Le tribunal administratif de Pontoise a ordonné lundi 7 octobre à l'Etat de"prendre toutes dispositions" pour qu'une place en hébergement spécialisé soit trouvée pour Amélie, une jeune femme de 19 ans lourdement handicapée qui avait attaqué l'administration. L'agence régionale de santé (ARS) d'Ile-de-France doit "prendre toutes dispositions pour qu'une offre de soins permettant la prise en charge effective, dans un délai de quinze jours, de la jeune femme, par un établissement médico-social adapté à son état, soit présentée à ses parents", a jugé le tribunal, sous peine d'une astreinte de 200 euros par jour de retard.
"Eu égard à l'absence de prise en charge médico-sociale" de la jeune femme "et à l'épuisement psychique de la famille, il y a une atteinte au droit à la vie", a avancé son avocat, Me Karim Felissi. Dans la famille d'Amélie, la fin de la prise en charge par des établissements spécialisés, auxquels elle a eu accès jusqu'à sa majorité, a marqué un bouleversement.
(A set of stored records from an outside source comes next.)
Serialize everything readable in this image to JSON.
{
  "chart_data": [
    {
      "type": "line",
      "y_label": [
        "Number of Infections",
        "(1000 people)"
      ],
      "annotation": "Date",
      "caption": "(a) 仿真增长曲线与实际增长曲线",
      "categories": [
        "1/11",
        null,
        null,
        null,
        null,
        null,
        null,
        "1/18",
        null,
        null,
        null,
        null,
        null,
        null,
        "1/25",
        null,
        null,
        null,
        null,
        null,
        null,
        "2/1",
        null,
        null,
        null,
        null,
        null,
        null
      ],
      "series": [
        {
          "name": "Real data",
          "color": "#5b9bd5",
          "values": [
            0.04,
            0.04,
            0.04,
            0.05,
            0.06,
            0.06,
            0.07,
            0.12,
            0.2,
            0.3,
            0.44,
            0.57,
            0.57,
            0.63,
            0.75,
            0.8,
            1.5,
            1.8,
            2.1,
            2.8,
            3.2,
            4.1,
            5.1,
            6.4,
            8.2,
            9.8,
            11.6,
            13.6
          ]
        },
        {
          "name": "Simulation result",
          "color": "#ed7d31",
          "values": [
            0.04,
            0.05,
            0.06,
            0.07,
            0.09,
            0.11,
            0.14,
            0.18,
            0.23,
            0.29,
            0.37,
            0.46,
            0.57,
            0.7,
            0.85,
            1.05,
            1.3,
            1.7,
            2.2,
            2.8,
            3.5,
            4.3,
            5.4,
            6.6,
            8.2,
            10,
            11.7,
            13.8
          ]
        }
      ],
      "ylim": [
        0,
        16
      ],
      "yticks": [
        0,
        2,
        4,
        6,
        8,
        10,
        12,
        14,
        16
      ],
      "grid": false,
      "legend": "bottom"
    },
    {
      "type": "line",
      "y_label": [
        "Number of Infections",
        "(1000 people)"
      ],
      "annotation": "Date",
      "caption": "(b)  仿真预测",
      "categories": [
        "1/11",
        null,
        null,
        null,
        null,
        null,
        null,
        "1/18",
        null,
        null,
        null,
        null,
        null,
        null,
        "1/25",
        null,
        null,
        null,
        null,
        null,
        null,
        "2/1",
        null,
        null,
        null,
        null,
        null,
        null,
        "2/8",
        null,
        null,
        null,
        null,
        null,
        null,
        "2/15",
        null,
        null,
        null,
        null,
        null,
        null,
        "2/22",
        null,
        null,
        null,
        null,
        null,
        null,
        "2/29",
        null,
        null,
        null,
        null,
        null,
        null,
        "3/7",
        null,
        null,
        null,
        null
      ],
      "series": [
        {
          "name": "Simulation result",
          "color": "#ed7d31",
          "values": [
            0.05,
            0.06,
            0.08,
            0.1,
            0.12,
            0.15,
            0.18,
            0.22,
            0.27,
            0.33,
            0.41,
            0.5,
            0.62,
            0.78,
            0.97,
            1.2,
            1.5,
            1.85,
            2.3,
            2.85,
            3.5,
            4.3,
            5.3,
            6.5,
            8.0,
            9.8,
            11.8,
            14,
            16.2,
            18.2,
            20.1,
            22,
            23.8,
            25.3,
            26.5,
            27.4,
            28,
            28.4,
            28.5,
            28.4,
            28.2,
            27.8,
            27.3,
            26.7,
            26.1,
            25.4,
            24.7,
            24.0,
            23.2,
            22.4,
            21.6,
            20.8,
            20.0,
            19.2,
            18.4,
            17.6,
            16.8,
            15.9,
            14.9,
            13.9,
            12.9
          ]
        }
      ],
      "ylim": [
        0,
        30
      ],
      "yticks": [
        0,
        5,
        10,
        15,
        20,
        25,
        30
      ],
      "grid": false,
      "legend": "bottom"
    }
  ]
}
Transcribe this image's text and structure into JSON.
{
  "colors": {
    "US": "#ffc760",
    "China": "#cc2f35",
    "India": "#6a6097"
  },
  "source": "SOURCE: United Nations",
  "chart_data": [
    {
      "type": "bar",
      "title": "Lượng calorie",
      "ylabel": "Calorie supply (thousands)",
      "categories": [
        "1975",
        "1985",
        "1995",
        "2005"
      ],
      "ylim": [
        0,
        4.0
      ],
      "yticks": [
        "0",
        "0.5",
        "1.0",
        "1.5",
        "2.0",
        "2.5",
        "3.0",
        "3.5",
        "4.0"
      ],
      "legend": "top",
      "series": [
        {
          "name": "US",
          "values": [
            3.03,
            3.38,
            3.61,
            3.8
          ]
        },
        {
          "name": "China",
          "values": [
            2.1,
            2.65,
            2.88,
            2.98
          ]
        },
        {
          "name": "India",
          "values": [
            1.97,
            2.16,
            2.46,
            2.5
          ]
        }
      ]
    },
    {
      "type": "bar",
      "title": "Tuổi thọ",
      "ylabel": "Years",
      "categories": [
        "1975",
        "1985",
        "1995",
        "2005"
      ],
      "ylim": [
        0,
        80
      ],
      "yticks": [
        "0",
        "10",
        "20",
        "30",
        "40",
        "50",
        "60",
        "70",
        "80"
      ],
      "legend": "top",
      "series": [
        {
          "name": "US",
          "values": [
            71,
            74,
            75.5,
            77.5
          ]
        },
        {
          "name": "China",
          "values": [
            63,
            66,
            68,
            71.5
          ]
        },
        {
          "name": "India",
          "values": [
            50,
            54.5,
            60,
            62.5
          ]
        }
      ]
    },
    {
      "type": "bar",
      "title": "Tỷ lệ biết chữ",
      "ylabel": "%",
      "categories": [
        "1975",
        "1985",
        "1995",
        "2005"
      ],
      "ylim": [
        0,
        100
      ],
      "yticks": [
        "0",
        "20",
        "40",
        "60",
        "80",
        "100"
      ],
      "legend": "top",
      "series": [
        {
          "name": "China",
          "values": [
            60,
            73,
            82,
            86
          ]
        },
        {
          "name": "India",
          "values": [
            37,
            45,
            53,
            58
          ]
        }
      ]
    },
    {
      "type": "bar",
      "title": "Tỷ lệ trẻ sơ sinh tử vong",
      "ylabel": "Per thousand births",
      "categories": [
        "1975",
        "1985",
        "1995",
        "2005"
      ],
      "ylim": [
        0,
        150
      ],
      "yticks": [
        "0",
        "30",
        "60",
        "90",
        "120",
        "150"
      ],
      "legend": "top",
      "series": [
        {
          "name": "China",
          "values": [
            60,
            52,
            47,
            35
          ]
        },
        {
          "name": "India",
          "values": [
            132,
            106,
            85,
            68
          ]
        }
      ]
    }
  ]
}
En octobre 2012, elle a dû quitter l'institut médico-éducatif qu'elle fréquentait et qui, selon sa mère, "n'était plus adapté".
"NOUS DEVONS TROUVER UNE SOLUTION TEMPORAIRE"
"Amélie est complètement isolée, elle n'a plus de relations sociales" depuis qu'elle reste à la maison, s'est désolée sa mère lors de ce procès. "Le fait qu'elle soit [à la maison] sans activité, ça développe tous ses troubles", a-t-elle expliqué. Le syndrome de Prader-Willi, une anomalie génétique rare dont elle est atteinte, a entraîné un retard mental et l'a rendue obèse. Elle souffre aussi de troubles autistiques et de troubles envahissants du développement, et doit être surveillée 24 heures sur 24, une tâche éprouvante et épuisante pour ses proches.
Le conseil général du Val-d'Oise et l'ARS d'Ile-de-France se sont défendus en affirmant qu'une solution d'hébergement a été trouvée, mais dans un établissement à Baumont-sur-Oise encore en travaux, qui ne peut l'accueillir dans l'immédiat. "Nous devons trouver une solution temporaire", a concédé Marion Leroux, directrice générale adjointe en charge de la solidarité au conseil général, ajoutant toutefois que le département avait déjà "fait énormément de recherches" pour la jeune femme. "Ses comportements assez destructeurs font qu'il est très difficile de trouver un établissement adapté", d'autant que "la famille refuse de s'en séparer totalement, refusant une place dans un établissement belge à cause de l'éloignement", a-t-elle souligné.
DES STRUCTURES SATURÉES
Au-delà de ce cas, une fédération d'associations spécialisées dans la défense des personnes handicapées mentales, l'Unapei, espère que ce précédent permettra aux handicapés d'obtenir non seulement des dommages et intérêts, comme c'est le cas actuellement, mais une obligation pour l'Etat, sous astreinte par exemple, de leur trouver une place. "Nous voulons montrer que c'est un déni de citoyenneté", a déclaré la présidente de l'Unapei, Christel Prado, regrettant que les lois prévoyant l'accueil des personnes handicapées "dans des établissements adaptés à leurs besoins ne soient pas appliquées". Plus d'une "dizaine de milliers"d'enfants et d'adultes handicapés cherchent en vain un hébergement spécialisé en France, selon cette fédération.
En région parisienne, les capacités d'accueil d'adultes et d'enfants handicapés dans des établissements spécialisés ont augmenté ces dernières années mais les institutions restent saturées. La région Ile-de-France dispose de 3 515 places pour adultes handicapés en maison d'accueil spécialisée, et 3 050 places en foyer d'accueil, pour des adultes plus légèrement handicapés, selon l'ARS.